You absolutely can (and probably should) reinstate/reinstall your existing certificates. Hopefully their corresponding private keys are still there too. I concur with @_az that revoking the certificates will accomplish nothing unless you've exposed your private keys. Simply deleting certificates and their private keys when they're not needed is better than revoking them as revocation takes resources. As for the error, I defer to @_az who is FAR more knowledgeable than I.

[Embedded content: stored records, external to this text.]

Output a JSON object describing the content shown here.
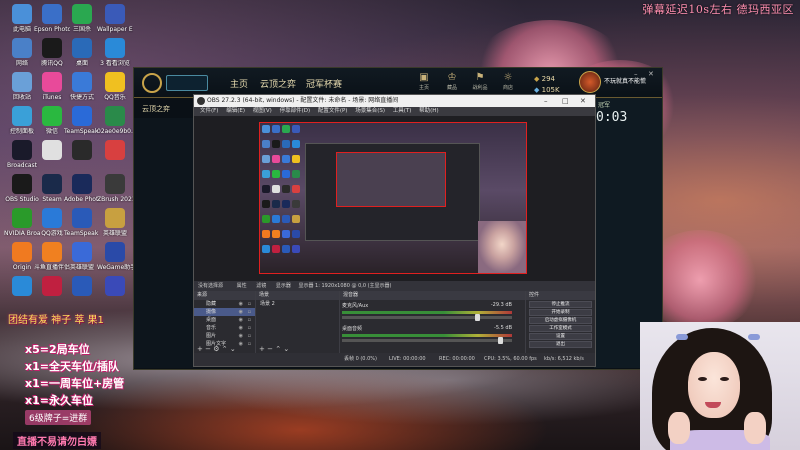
{
  "desktop": {
    "icons": [
      {
        "label": "此电脑",
        "color": "#4a90d9"
      },
      {
        "label": "Epson Photo+",
        "color": "#3a6fc8"
      },
      {
        "label": "三国杀",
        "color": "#2aa850"
      },
      {
        "label": "Wallpaper Engine",
        "color": "#3a5ab8"
      },
      {
        "label": "网络",
        "color": "#4a80c8"
      },
      {
        "label": "腾讯QQ",
        "color": "#1a1a1a"
      },
      {
        "label": "桌面",
        "color": "#2a6ab8"
      },
      {
        "label": "3 看看浏览",
        "color": "#2a8ad8"
      },
      {
        "label": "回收站",
        "color": "#6aa0d8"
      },
      {
        "label": "iTunes",
        "color": "#e84a9a"
      },
      {
        "label": "快捷方式",
        "color": "#3a7ad8"
      },
      {
        "label": "QQ音乐",
        "color": "#f0c020"
      },
      {
        "label": "控制面板",
        "color": "#3aa0d8"
      },
      {
        "label": "微信",
        "color": "#2ab840"
      },
      {
        "label": "TeamSpeak 3 Client",
        "color": "#2a6ad8"
      },
      {
        "label": "02ae0e9b0...",
        "color": "#2a8a4a"
      },
      {
        "label": "Broadcast",
        "color": "#1a1a2a"
      },
      {
        "label": "",
        "color": "#e0e0e0"
      },
      {
        "label": "",
        "color": "#2a2a2a"
      },
      {
        "label": "",
        "color": "#d84040"
      },
      {
        "label": "OBS Studio",
        "color": "#1a1a1a"
      },
      {
        "label": "Steam",
        "color": "#1a2a4a"
      },
      {
        "label": "Adobe Photosh...",
        "color": "#1a2a5a"
      },
      {
        "label": "ZBrush 2021",
        "color": "#3a3a3a"
      },
      {
        "label": "NVIDIA Broadcast",
        "color": "#2a9a2a"
      },
      {
        "label": "QQ游戏",
        "color": "#2a7ad8"
      },
      {
        "label": "TeamSpeak 3 Client",
        "color": "#2a5ab8"
      },
      {
        "label": "英雄联盟",
        "color": "#c8a040"
      },
      {
        "label": "Origin",
        "color": "#f07a20"
      },
      {
        "label": "斗鱼直播伴侣",
        "color": "#f08020"
      },
      {
        "label": "英雄联盟",
        "color": "#3a6ad8"
      },
      {
        "label": "WeGame助手",
        "color": "#2a4aa8"
      },
      {
        "label": "",
        "color": "#2a8ad8"
      },
      {
        "label": "",
        "color": "#c02040"
      },
      {
        "label": "",
        "color": "#2a5ab8"
      },
      {
        "label": "",
        "color": "#3a4ab8"
      }
    ],
    "top_banner": "弹幕延迟10s左右  德玛西亚区"
  },
  "lol_client": {
    "nav": [
      "主页",
      "云顶之弈",
      "冠军杯赛"
    ],
    "tools": [
      {
        "glyph": "▣",
        "label": "主页"
      },
      {
        "glyph": "♔",
        "label": "藏品"
      },
      {
        "glyph": "⚑",
        "label": "战利品"
      },
      {
        "glyph": "☼",
        "label": "商店"
      }
    ],
    "rp": "294",
    "be": "105K",
    "currency_icons": [
      "rp-icon",
      "blue-essence-icon"
    ],
    "summoner_name": "不玩就真不能慌",
    "sub_title": "云顶之弈",
    "timer": "0:03",
    "right_label": "冠军"
  },
  "obs": {
    "title": "OBS 27.2.3 (64-bit, windows) - 配置文件: 未命名 - 场景: 网络直播间",
    "menu": [
      "文件(F)",
      "编辑(E)",
      "视图(V)",
      "停靠部件(D)",
      "配置文件(P)",
      "场景集合(S)",
      "工具(T)",
      "帮助(H)"
    ],
    "source_bar": [
      "没有选择源",
      "属性",
      "滤镜",
      "显示器",
      "显示器 1: 1920x1080 @ 0,0 (主显示器)"
    ],
    "panels": {
      "scenes_title": "来源",
      "scenes": [
        "隐藏",
        "摄像",
        "桌面",
        "音乐",
        "图片",
        "图片文字"
      ],
      "selected_scene": 1,
      "sources_title": "场景",
      "sources": [
        "场景 2"
      ],
      "mixer_title": "混音器",
      "mixer": [
        {
          "name": "麦克风/Aux",
          "db": "-29.3 dB",
          "level": 0.78
        },
        {
          "name": "桌面音频",
          "db": "-5.5 dB",
          "level": 0.92
        }
      ],
      "controls_title": "控件",
      "controls": [
        "停止推流",
        "开始录制",
        "启动虚拟摄像机",
        "工作室模式",
        "设置",
        "退出"
      ]
    },
    "status": {
      "live": "LIVE: 00:00:00",
      "rec": "REC: 00:00:00",
      "cpu": "CPU: 3.5%, 60.00 fps",
      "dropped": "丢帧 0 (0.0%)",
      "kbps": "kb/s: 6,512 kb/s"
    }
  },
  "overlay": {
    "fan_tag": "团结有爱 神子 萃 果1",
    "rules": [
      "x5=2局车位",
      "x1=全天车位/插队",
      "x1=一周车位+房管",
      "x1=永久车位"
    ],
    "join": "6级牌子=进群",
    "slogan": "直播不易请勿白嫖"
  }
}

Looking at crt.sh | mdbdev.io, it looks like you have a variety of valid certificates around.

JuergenAuer · August 24, 2020, 7:24pm

Hi @Mdbserver

please start with some basics:

If you want to use http validation, a running webserver is required.

Timeout -> there is no running webserver, so you can't use http validation.

But

Issuer	not before	not after	Domain names	LE-Duplicate	next LE
Let's Encrypt Authority X3	2020-08-22	2020-11-20	mdbdev.io - 1 entries	duplicate nr. 1
Let's Encrypt Authority X3	2020-08-20	2020-11-18	*.mdbdev.io, mdbdev.io - 2 entries	duplicate nr. 1

you have created two certificates, one is a wildcard, that requires dns validation.

So you have already a certificate, use it.

freessltools.com · August 24, 2020, 7:25pm

@JuergenAuer

I think you’re psychic sometimes. I was just preparing to reference you to ask for your help here.

_az · August 24, 2020, 10:28pm

Yes, I mean just disabling the CDN.

It's not going to fix your problem, but it allows you to distinguish between problems which are related to your webserver and its certificate, and issues which are related to Cloudflare.

Once you are connecting directly to OpenResty (rather than through Cloudflare), try install the existing certificate onto the subdomain.

Get that working before turning the CDN back on.

If you are dead set on figuring out your Cloudflare origin errors, https://community.cloudflare.com.

system · September 23, 2020, 10:28pm

This topic was automatically closed 30 days after the last reply. New replies are no longer allowed.